Hierarchical Clustering

# Importing Modules
from scipy.cluster.hierarchy import linkage, dendrogram
import matplotlib.pyplot as plt
import pandas as pd

# Reading the DataFrame
seeds_df = pd.read_csv(
"https://raw.githubusercontent.com/vihar/unsupervised-learning-with-python/master/seeds-less-rows.csv")

# Remove the grain species from the DataFrame, save for later
varieties = list(seeds_df.pop('grain_variety'))
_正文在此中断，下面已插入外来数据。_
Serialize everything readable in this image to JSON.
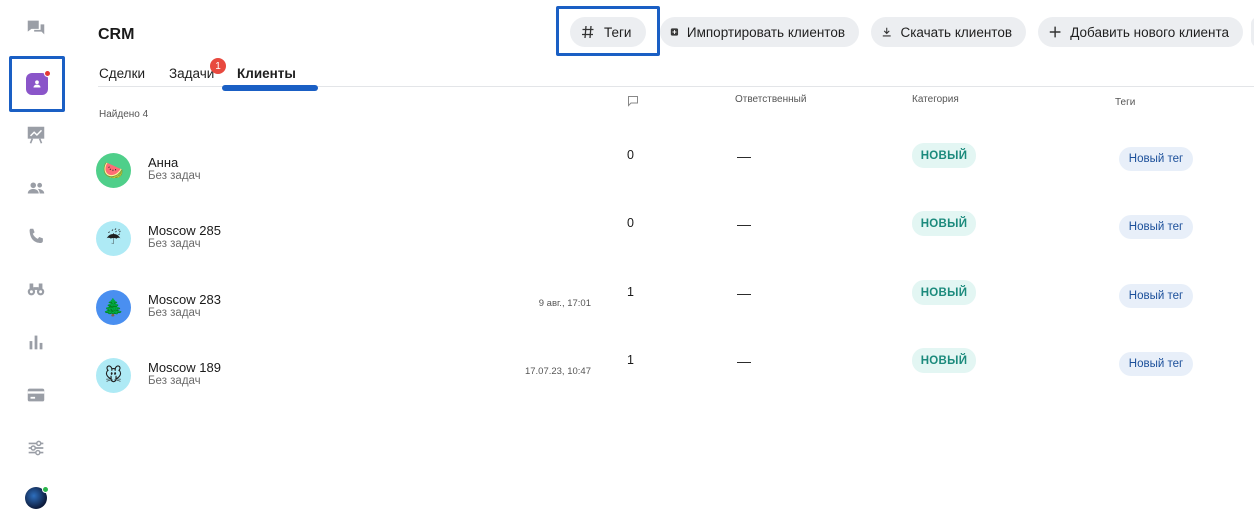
{
  "sidebar": {
    "items": [
      {
        "icon": "chat-icon"
      },
      {
        "icon": "crm-contact-icon",
        "active": true
      },
      {
        "icon": "presentation-chart-icon"
      },
      {
        "icon": "people-icon"
      },
      {
        "icon": "phone-icon"
      },
      {
        "icon": "binoculars-icon"
      },
      {
        "icon": "bar-chart-icon"
      },
      {
        "icon": "credit-card-icon"
      },
      {
        "icon": "sliders-icon"
      }
    ],
    "user_avatar_icon": "user-avatar"
  },
  "header": {
    "title": "CRM",
    "buttons": {
      "tags": "Теги",
      "import": "Импортировать клиентов",
      "download": "Скачать клиентов",
      "add": "Добавить нового клиента"
    }
  },
  "tabs": {
    "deals": "Сделки",
    "tasks": "Задачи",
    "tasks_badge": "1",
    "clients": "Клиенты"
  },
  "table": {
    "found": "Найдено 4",
    "headers": {
      "responsible": "Ответственный",
      "category": "Категория",
      "tags": "Теги"
    },
    "rows": [
      {
        "name": "Анна",
        "status": "Без задач",
        "date": "",
        "count": "0",
        "responsible": "—",
        "category": "НОВЫЙ",
        "tag": "Новый тег",
        "avatar_emoji": "🍉",
        "avatar_bg": "#4fcf8a"
      },
      {
        "name": "Moscow 285",
        "status": "Без задач",
        "date": "",
        "count": "0",
        "responsible": "—",
        "category": "НОВЫЙ",
        "tag": "Новый тег",
        "avatar_emoji": "☔",
        "avatar_bg": "#aeeaf5"
      },
      {
        "name": "Moscow 283",
        "status": "Без задач",
        "date": "9 авг., 17:01",
        "count": "1",
        "responsible": "—",
        "category": "НОВЫЙ",
        "tag": "Новый тег",
        "avatar_emoji": "🌲",
        "avatar_bg": "#4a8ff0"
      },
      {
        "name": "Moscow 189",
        "status": "Без задач",
        "date": "17.07.23, 10:47",
        "count": "1",
        "responsible": "—",
        "category": "НОВЫЙ",
        "tag": "Новый тег",
        "avatar_emoji": "🐭",
        "avatar_bg": "#aeeaf5"
      }
    ]
  },
  "colors": {
    "accent": "#1a5fc4",
    "badge_red": "#e8493f",
    "category_text": "#1b8a7c",
    "tag_text": "#1b4f9a"
  }
}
# Extract the measurements as a NumPy array
samples = seeds_df.values

"""
Perform hierarchical clustering on samples using the
linkage() function with the method='complete' keyword argument.
Assign the result to mergings.
"""
mergings = linkage(samples, method='complete')

"""
Plot a dendrogram using the dendrogram() function on mergings,
specifying the keyword arguments labels=varieties, leaf_rotation=90,
and leaf_font_size=6.
"""
dendrogram(mergings,
labels=varieties,
leaf_rotation=90,
leaf_font_size=6,
)

plt.show()

t-SNE Clustering

# Importing Modules
from sklearn import datasets
from sklearn.manifold import TSNE
import matplotlib.pyplot as plt

# Loading dataset
iris_df = datasets.load_iris()

# Defining Model
model = TSNE(learning_rate=100)

# Fitting Model
transformed = model.fit_transform(iris_df.data)

# Plotting 2d t-Sne
x_axis = transformed[:, 0]
y_axis = transformed[:, 1]

plt.scatter(x_axis, y_axis, c=iris_df.target)
plt.show()

DBSCAN Clustering

# Importing Modules
from sklearn.datasets import load_iris
import matplotlib.pyplot as plt
from sklearn.cluster import DBSCAN
from sklearn.decomposition import PCA

# Load Dataset
iris = load_iris()

# Declaring Model
dbscan = DBSCAN()

# Fitting
dbscan.fit(iris.data)

# Transoring Using PCA
pca = PCA(n_components=2).fit(iris.data)
pca_2d = pca.transform(iris.data)

# Plot based on Class
for i in range(0, pca_2d.shape[0]):
if dbscan.labels_[i] == 0:
c1 = plt.scatter(pca_2d[i, 0], pca_2d[i, 1], c='r', marker='+')
elif dbscan.labels_[i] == 1:
c2 = plt.scatter(pca_2d[i, 0], pca_2d[i, 1], c='g', marker='o')
elif dbscan.labels_[i] == -1:
c3 = plt.scatter(pca_2d[i, 0], pca_2d[i, 1], c='b', marker='*')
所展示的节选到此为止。